Malgré la concurrence nationale féroce et l’instabilité du prix du carburant, le transporteur souhaite augmenter les revenus par siège disponible de deux à quatre pour cent, en 2019. Les revenus des passagers en classe économique privilège ont grimpé de 70 %, l’année dernière.

La compagnie aérienne commence à voir les résultats des tarifs combinant des avantages tels que l’espace supplémentaire pour les jambes, les repas sur demande et les frais pour les repas et les bagages. La proportion de passagers de WestJet ayant choisi un tarif supérieur au plus faible tarif disponible est passée de 6 % au début de l’année à 36 % au quatrième trimestre.

WestJet prévoit accroître sa capacité de six à huit pour cent (un demi-point de pourcentage de moins que dans ses prévisions précédentes) grâce à trois Boeing 787 Dreamliner assurant un service sans escale entre Calgary et Dublin, Paris et l’aéroport de Londres Gatwick, ce printemps.

«Nous continuons à voir des risques liés à la concurrence accrue dans les transporteurs à très bas prix, aux dossiers du travail et à l’exécution de la stratégie de croissance internationale de la société», a affirmé l’analyste Cameron Doerksen de la Financière Banque Nationale.

Flair Airlines, qui a récemment pris de l’expansion, Canada Jetlines, qui débutera bientôt ses activités, et le transporteur à bas prix Rouge, d’Air Canada, sont déjà des joueurs importants dans le secteur visé par Swoop, le transporteur à très bas prix lancé par WestJet, il y a huit mois.
Après une année mouvementée, les relations de travail constituent toujours un obstacle. WestJet négocie avec deux syndicats représentant les répartiteurs et les pilotes de ligne régionaux. Les pourparlers avec les agents de bord devraient aussi commencer cette année.
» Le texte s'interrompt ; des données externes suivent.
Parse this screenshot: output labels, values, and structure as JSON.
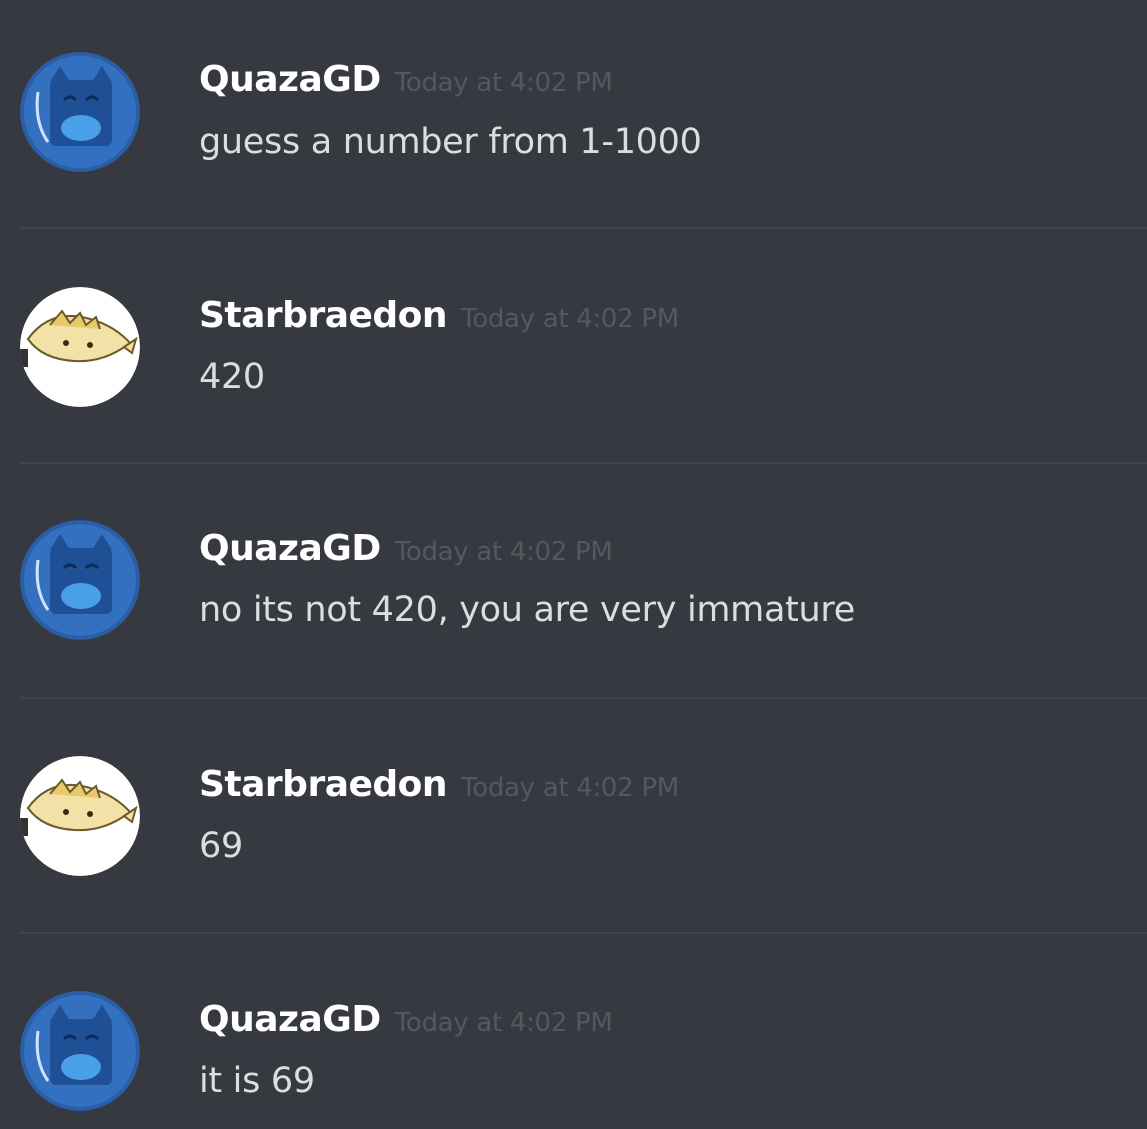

La société mène également des négociations internes avec ses mécaniciens

La compagnie aérienne a été touchée par les conflits de travail, en mai dernier, lorsque les pilotes de WestJet ont voté pour une grève. L’association des pilotes de lignes aériennes (ALPA) et la compagnie se sont entendues sur un processus de règlement deux semaines plus tard. Des offres tarifaires à prix réduit ont suivi, pour récupérer les passagers effrayés, et ont coûté des dizaines de millions de dollars au transporteur au cours des deuxième et troisième trimestres.

«En 2018, nous avons dû faire face à de nombreux vents contraires qui ont fait en sorte que notre entreprise a livré des résultats bien inférieurs à ce que nous pourrions et devrions accomplir», a déclaré le chef de la direction, Ed Sims.
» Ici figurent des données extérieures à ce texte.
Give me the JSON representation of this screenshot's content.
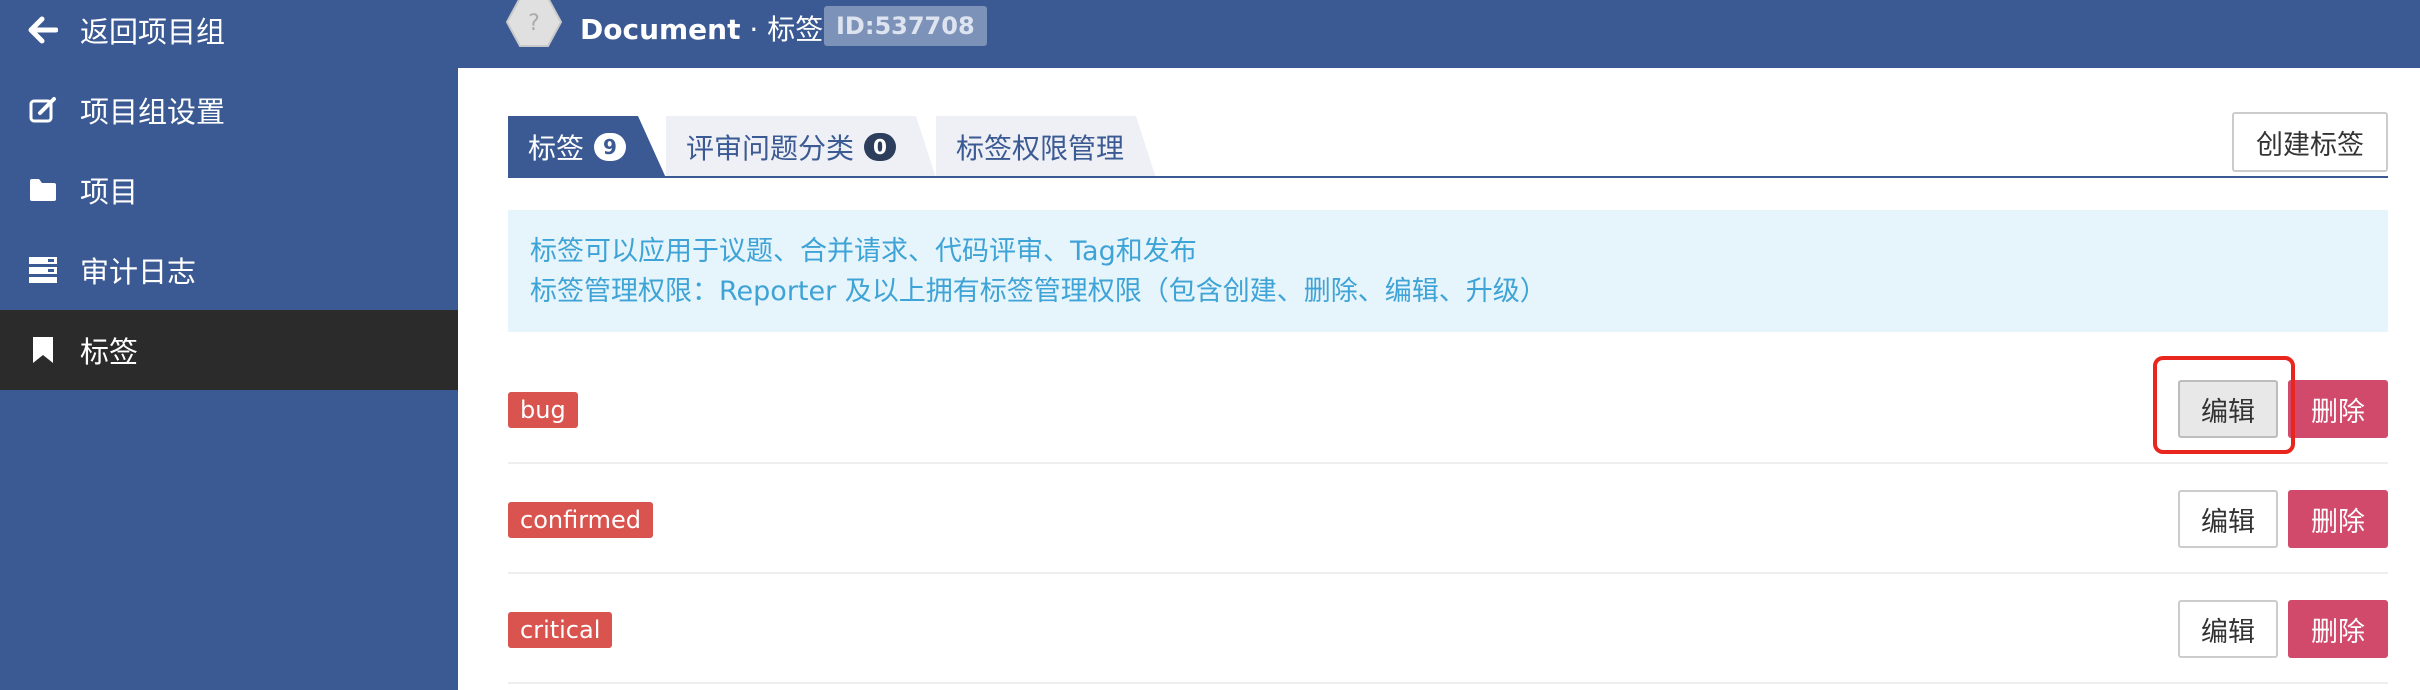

La hausse des prix du carburant a grugé une partie du profit net de WestJet au quatrième trimestre, le faisant reculer de 39 % par rapport à la même période l’année précédente.

Les revenus provenant des passagers ont progressé de 7 % au plus récent trimestre, par rapport à l’année précédente, mais le prix du carburant a bondi de 21 %. Cette dépense a fait grimper le coût par siège disponible de 3,8 %.

WestJet a affiché un profit de 29,2 millions $ pour son quatrième trimestre, en baisse par rapport aux 47,8 millions $ de l’année précédente. Le bénéfice par action a atteint 26 cents pour le trimestre qui s’est terminé le 31 décembre, comparativement à celui de 41 cents de 2017.

Les revenus ont totalisé 1,19 milliard $ pendant les trois derniers mois de 2018, en hausse par rapport aux 1,12 milliard $ du quatrième trimestre précédent. Les analystes s’attendaient à un bénéfice par action de 13 cents et à des revenus de 1,19 milliard $.

L’instabilité du prix du carburant et les taux de change ont «créé une pression à la baisse sur les marges malgré un environnement de saine demande et de solide croissance des revenus», a mentionné l’analyste Kevin Chiang, de Marchés mondiaux CIBC.

Pour l’ensemble de l’exercice, WestJet a engrangé un bénéfice de 91,5 millions $, soit 80 cents par action. Il s’agit d’un profit en baisse comparativement à celui de 2,38 $ par action et 279,1 millions $, obtenu un an plus tôt.

Les revenus ont totalisé 4,73 milliards $, en 2018, une hausse comparativement à 4,51 milliards $, en 2017.